The Durban University of Technology (DUT) says it is deeply saddened by the passing of the internationally recognised playwright, activist, and author, Dr Ronnie Govender.
He passed away on Thursday night at the age of 86 in Cape Town.
In 2014, DUT awarded him with an honorary Doctor of Technology in Arts and Design for his contribution to literature and the arts in general as well as his contribution to democracy, peace, and justice in South Africa through theatre.
At the graduation ceremony, Dr Govender said he was humbly indebted to DUT for recognising his efforts. DUT’s Interim Executive Dean for the Faculty of Arts, Professor Brian Pearce says Govender was a legend.
‘Pioneer of theatre’
Friends and colleagues of the acclaimed playwright are describing him as a pioneer of theatre. He is best known for his books – ‘At the Edge’ and ‘Other Cato Manor Stories’ – which were prescribed in schools.
Govender’s theatre production – The Lahnee’s Pleasure – became one of the country’s longest-running plays.
In an emotional tribute, a close friend and theatre actress Jayshree Parasuramen says Govender used his work to immortalise the rich cultural and social tapestry of the country.

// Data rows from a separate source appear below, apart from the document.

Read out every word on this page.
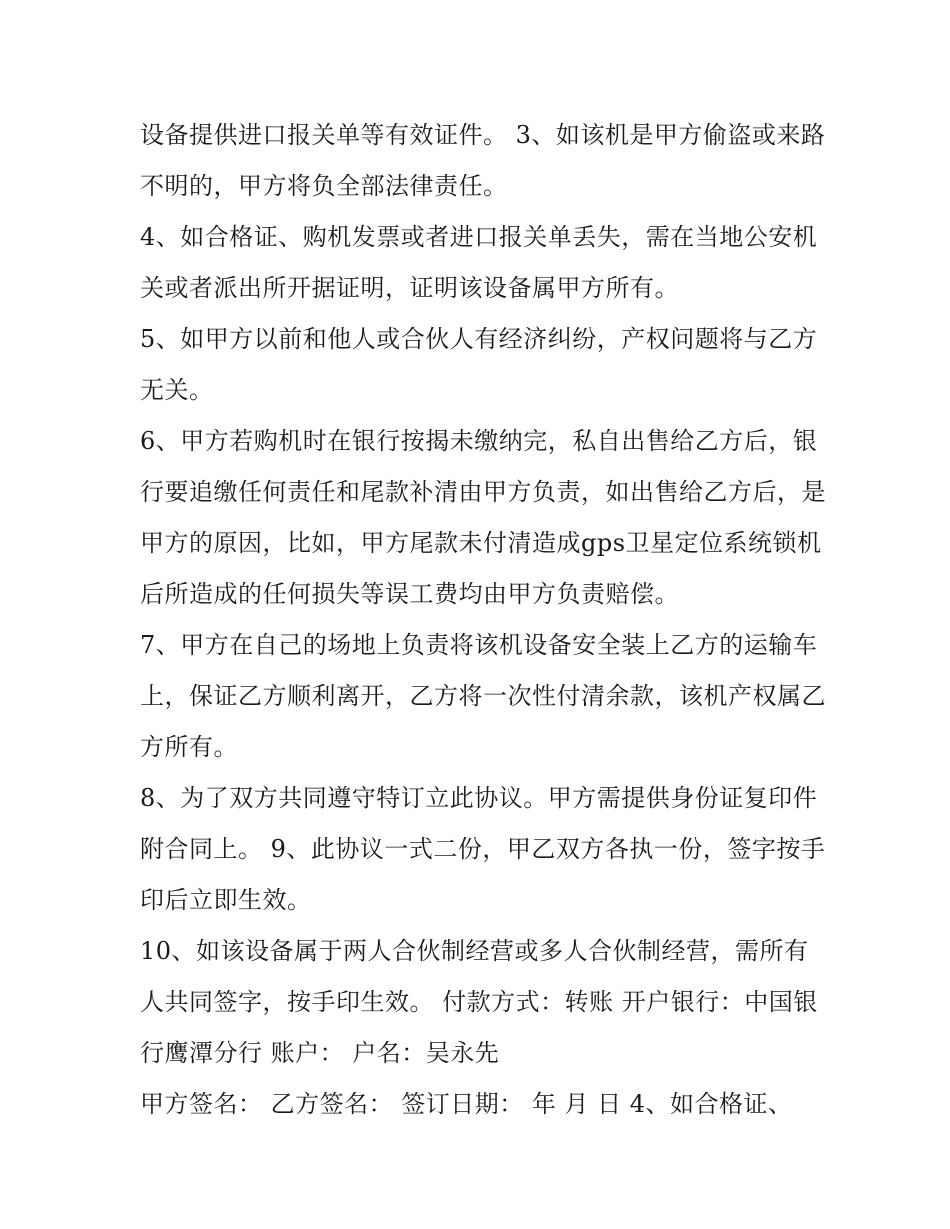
设备提供进口报关单等有效证件。 3、如该机是甲方偷盗或来路不明的，甲方将负全部法律责任。

4、如合格证、购机发票或者进口报关单丢失，需在当地公安机关或者派出所开据证明，证明该设备属甲方所有。

5、如甲方以前和他人或合伙人有经济纠纷，产权问题将与乙方无关。

6、甲方若购机时在银行按揭未缴纳完，私自出售给乙方后，银行要追缴任何责任和尾款补清由甲方负责，如出售给乙方后，是甲方的原因，比如，甲方尾款未付清造成gps卫星定位系统锁机后所造成的任何损失等误工费均由甲方负责赔偿。

7、甲方在自己的场地上负责将该机设备安全装上乙方的运输车上，保证乙方顺利离开，乙方将一次性付清余款，该机产权属乙方所有。

8、为了双方共同遵守特订立此协议。甲方需提供身份证复印件附合同上。 9、此协议一式二份，甲乙双方各执一份，签字按手印后立即生效。

10、如该设备属于两人合伙制经营或多人合伙制经营，需所有人共同签字，按手印生效。 付款方式：转账 开户银行：中国银行鹰潭分行 账户： 户名：吴永先

甲方签名： 乙方签名： 签订日期： 年 月 日 4、如合格证、
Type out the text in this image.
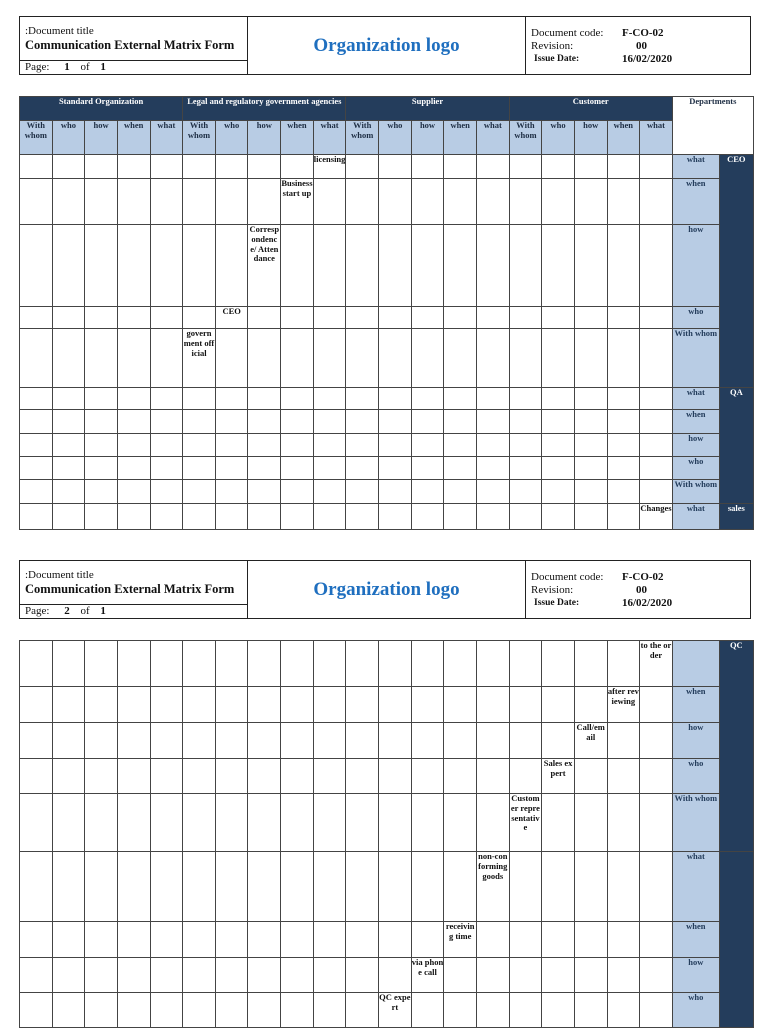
:Document title
Communication External Matrix Form
Page: 1 of 1
Organization logo
Document code: F-CO-02
Revision:	00
Issue Date:	16/02/2020
Standard Organization					Legal and regulatory government agencies					Supplier					Customer					Departments	
With whom	who	how	when	what	With whom	who	how	when	what	With whom	who	how	when	what	With whom	who	how	when	what		

									licensing											what	CEO

								Business start up												when	

							Correspondence/ Attendance													how	

						CEO														who	

					government official															With whom	
																				what	QA
																				when	
																				how	
																				who	
																				With whom	

																			Changes	what	sales
:Document title
Communication External Matrix Form
Page: 2 of 1
Organization logo
Document code: F-CO-02
Revision:	00
Issue Date:	16/02/2020

																			to the order		QC

																		after reviewing		when	

																	Call/email			how	

																Sales expert				who	

															Customer representative					With whom	

														non-conforming goods						what	

													receiving time							when	

												via phone call								how	

											QC expert									who	
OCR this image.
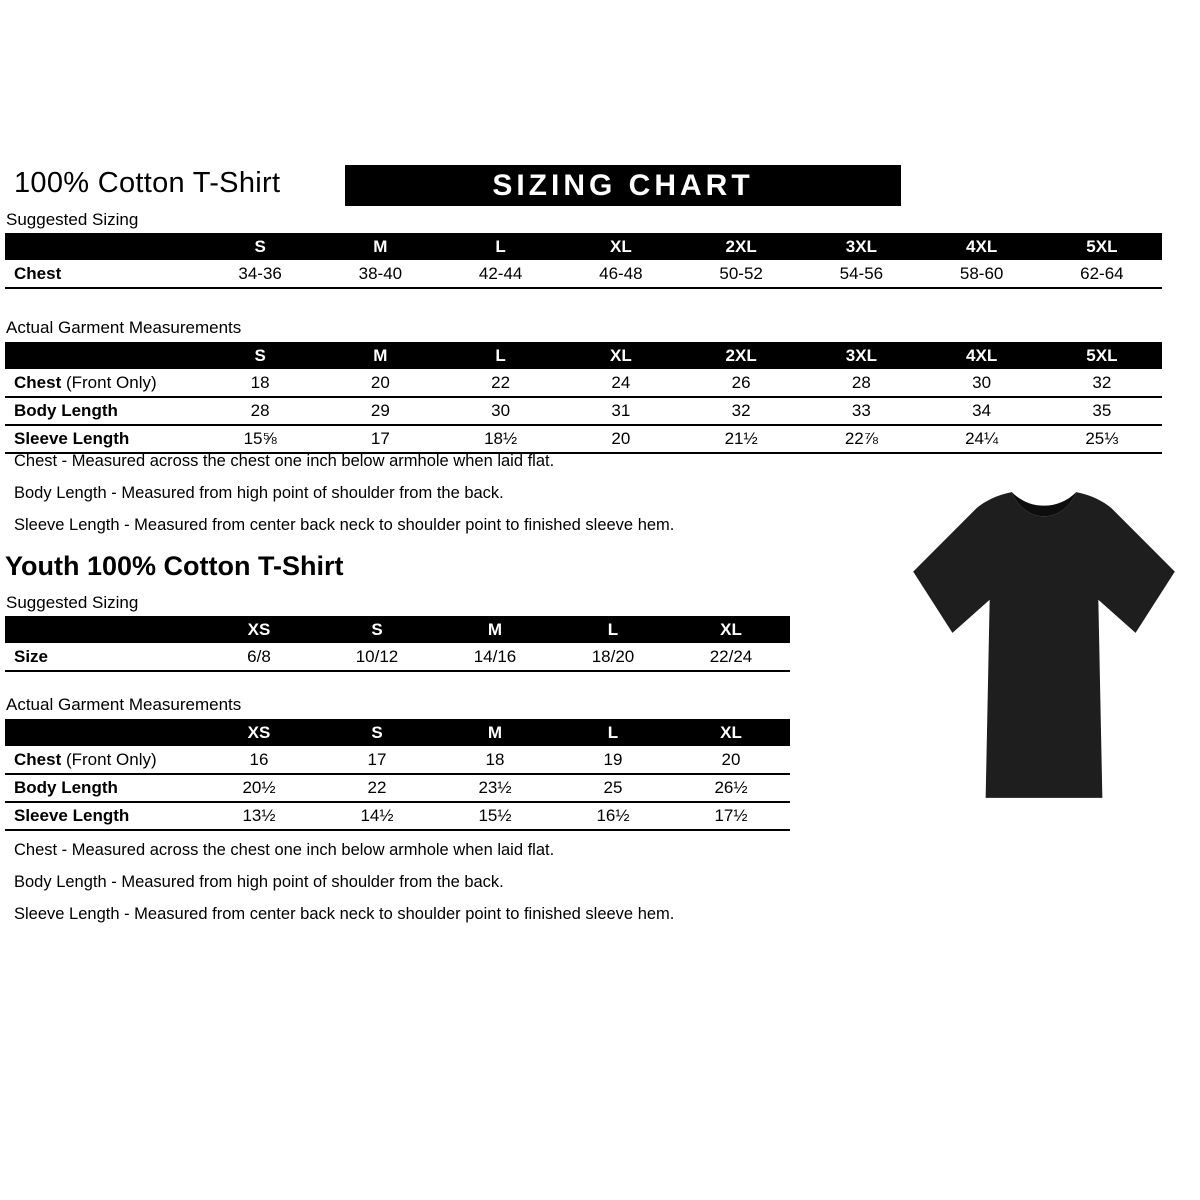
100% Cotton T-Shirt	SIZING CHART
Suggested Sizing
	S	M	L	XL	2XL	3XL	4XL	5XL
Chest	34-36	38-40	42-44	46-48	50-52	54-56	58-60	62-64
Actual Garment Measurements
	S	M	L	XL	2XL	3XL	4XL	5XL
Chest (Front Only)	18	20	22	24	26	28	30	32
Body Length	28	29	30	31	32	33	34	35
Sleeve Length	15⅝	17	18½	20	21½	22⅞	24¼	25⅓

Chest - Measured across the chest one inch below armhole when laid flat.

Body Length - Measured from high point of shoulder from the back.

Sleeve Length - Measured from center back neck to shoulder point to finished sleeve hem.

Youth 100% Cotton T-Shirt
Suggested Sizing
	XS	S	M	L	XL
Size	6/8	10/12	14/16	18/20	22/24
Actual Garment Measurements
	XS	S	M	L	XL
Chest (Front Only)	16	17	18	19	20
Body Length	20½	22	23½	25	26½
Sleeve Length	13½	14½	15½	16½	17½

Chest - Measured across the chest one inch below armhole when laid flat.

Body Length - Measured from high point of shoulder from the back.

Sleeve Length - Measured from center back neck to shoulder point to finished sleeve hem.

“When I think about Ron’s work, especially the Cato Manor stories, it will forever be alive from his books to his plays – The Lahnee’s Pleasure being the longest theatre running play. His stories will be forever green. and with regard to Cato Manor, I don’t think anybody else told those stories better than Ron. A library closes. Ron stood up for truth, he stood up for what he believed in, he stood up for those that he believed in and opened doors for many of us, including myself.”
‘Man for all seasons’
In a statement, Vanashree and Anant Singh have described him as a man for all seasons – a journalist, political activist, playwright and author. They say he took his inspiration from the ‘Indian experience’ of apartheid South Africa.
The couple says having known Govendeer since the 1970s, they spent memorable evenings in his company when he ran the Aquarius Restaurant in Reservoir Hills. Due to limited theatre venues for Indians in those days, he opened up the Aquarius as a theatre venue to stage his plays and that of fellow playwrights, making it one of the most popular entertainment venues of the time.
Dr Ronnie Govender received a Commonwealth Writers’ Prize for his play: At the Edge and Other Cato Manor Stories, played at the Edinburgh Festival.
In 2008, he was also awarded the Order of Ikhamanga by the South African government for his contribution to democracy in the country through the genre of theatre.
“He was a prolific writer who made a significant contribution in the Arts fraternity. The legacy he lives behind, will always be remembered. We pray for the strength and comfort of those who are in mourning. May his soul rest in eternal peace,” says the university in a statement.